On Thursday, Burris says, Becker said the students would be allowed to do their homework and make up assignments while on suspension, which is not the norm for students who've been suspended.
"Six of these kids are in honor classes, they’re not trouble children. You would think they’d broken out some windows, threw firecrackers, destroyed something, didn’t show up at school. All they did was stand up for something they believe in and they got suspended for five days," she says.
"I think they’re taking these seven young ladies and using them as an example," Burris adds. "As we all know, there is going to be another walkout, so this was a message to other students: Rein it in or you can be suspended."
Independence School District spokeswoman Jana Corrie says approximately 700 students in the district's three high schools took part in "student initiated" and "student-centered activities" on Wednesday.

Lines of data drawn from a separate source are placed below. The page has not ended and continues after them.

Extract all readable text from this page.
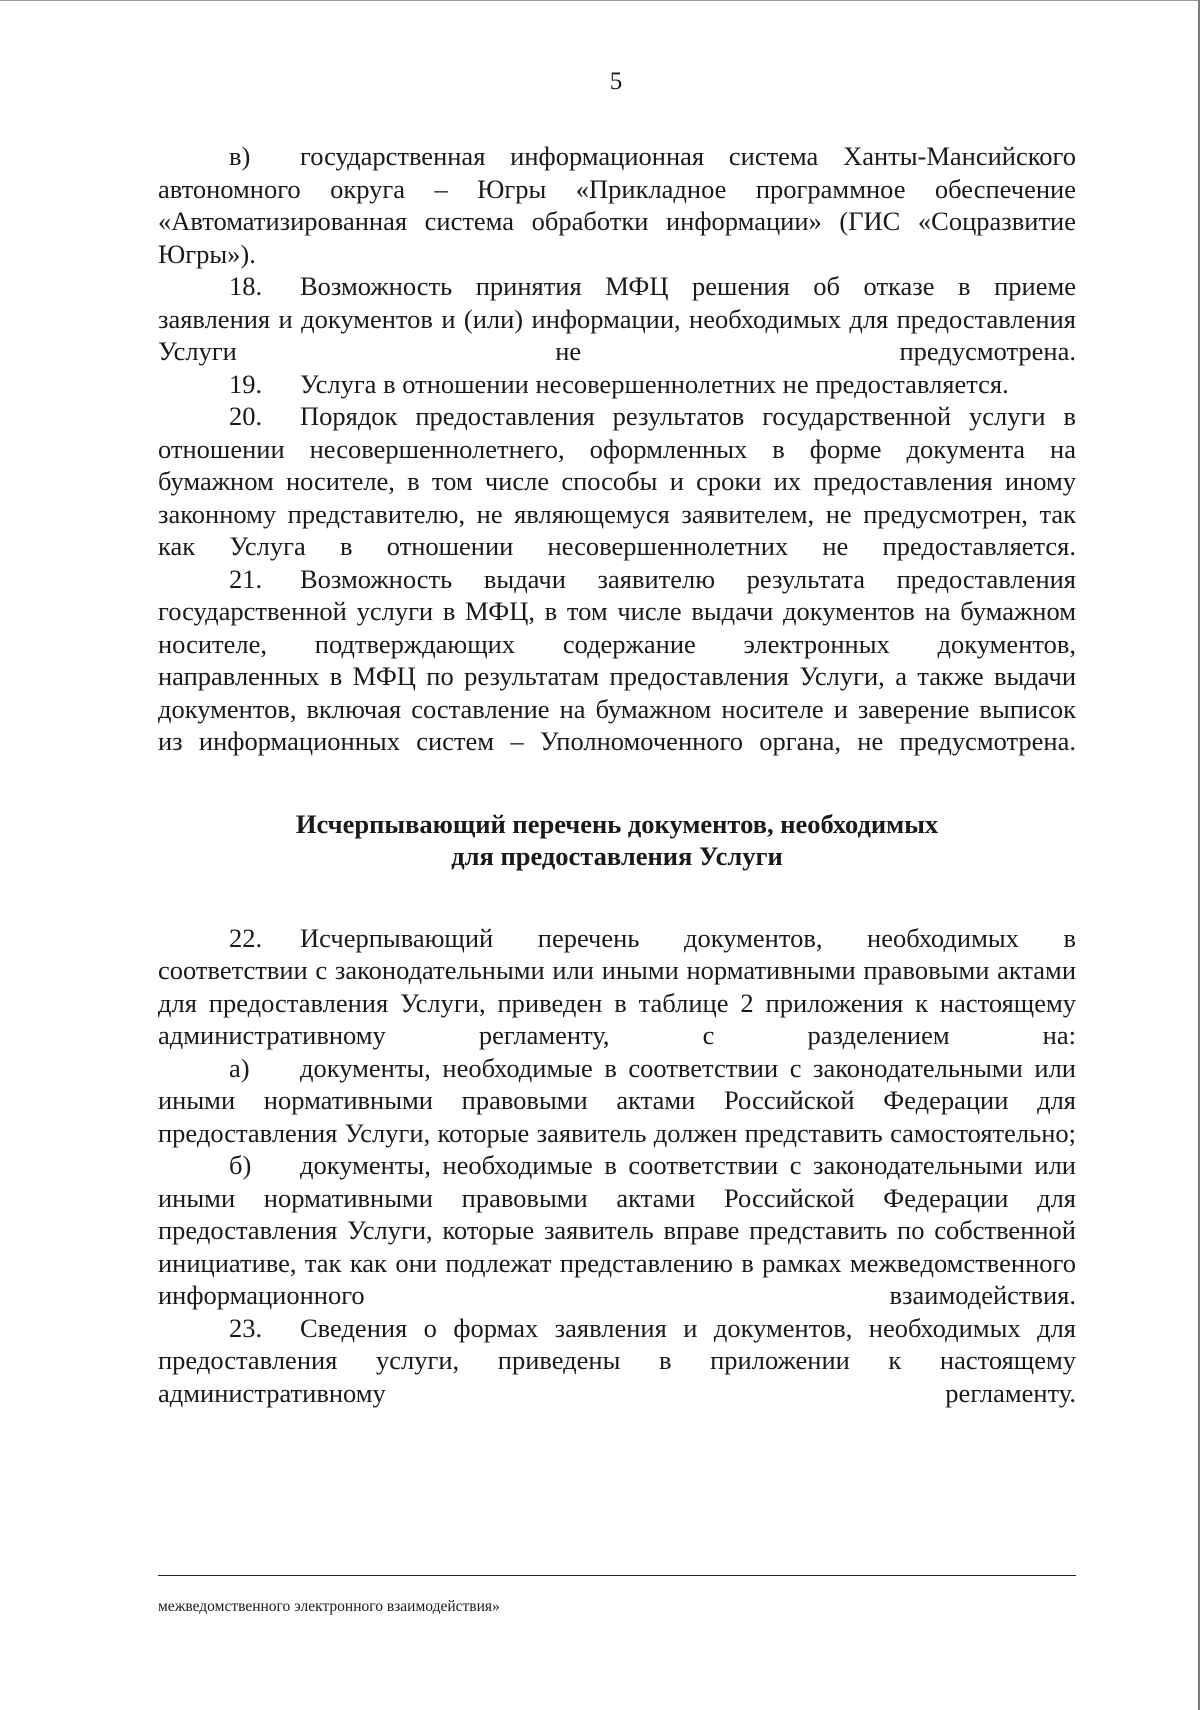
5

в) государственная информационная система Ханты-Мансийского автономного округа – Югры «Прикладное программное обеспечение «Автоматизированная система обработки информации» (ГИС «Соцразвитие Югры»).

18. Возможность принятия МФЦ решения об отказе в приеме заявления и документов и (или) информации, необходимых для предоставления Услуги не предусмотрена.

19. Услуга в отношении несовершеннолетних не предоставляется.

20. Порядок предоставления результатов государственной услуги в отношении несовершеннолетнего, оформленных в форме документа на бумажном носителе, в том числе способы и сроки их предоставления иному законному представителю, не являющемуся заявителем, не предусмотрен, так как Услуга в отношении несовершеннолетних не предоставляется.

21. Возможность выдачи заявителю результата предоставления государственной услуги в МФЦ, в том числе выдачи документов на бумажном носителе, подтверждающих содержание электронных документов, направленных в МФЦ по результатам предоставления Услуги, а также выдачи документов, включая составление на бумажном носителе и заверение выписок из информационных систем – Уполномоченного органа, не предусмотрена.

Исчерпывающий перечень документов, необходимых
для предоставления Услуги

22. Исчерпывающий перечень документов, необходимых в соответствии с законодательными или иными нормативными правовыми актами для предоставления Услуги, приведен в таблице 2 приложения к настоящему административному регламенту, с разделением на:

а) документы, необходимые в соответствии с законодательными или иными нормативными правовыми актами Российской Федерации для предоставления Услуги, которые заявитель должен представить самостоятельно;

б) документы, необходимые в соответствии с законодательными или иными нормативными правовыми актами Российской Федерации для предоставления Услуги, которые заявитель вправе представить по собственной инициативе, так как они подлежат представлению в рамках межведомственного информационного взаимодействия.

23. Сведения о формах заявления и документов, необходимых для предоставления услуги, приведены в приложении к настоящему административному регламенту.

межведомственного электронного взаимодействия»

"The activities varied at each high school but all involved students holding a moment of silence for the Parkland victims. Some of the activities also included students chanting, walking around their track, holding and making signs, writing to politicians and sharing messages about kindness," she says.
"We had more than 700 students who did not face discipline who took part in events Wednesday in a safe manner that was respectful of the school environment. Students who refused to return to school well beyond the allowed time, left school grounds without permission and who were dismissive and disrespectful to staff, would have been disciplined accordingly. I can assure you that students were supported in their freedom of expression."
Also, Corrie says, "we are committed to student safety (and) cannot allow students to linger outside of our school building for hours during the school day without supervision."
But it's the larger safety issue that motivated the girls who are now suspended.
"This school is not safe for us and they’re not doing anything to change," says a third girl, whose name KCUR is not using because she is a minor and did not have her parent's permission to speak to the media. "All they’re doing is locking the doors and taking away our bathroom privileges."
Along with their suspensions, the Chrisman students got a reinforced lesson about power structures.
"The school," Justice Burris says, "really doesn’t like when you disagree with what they think."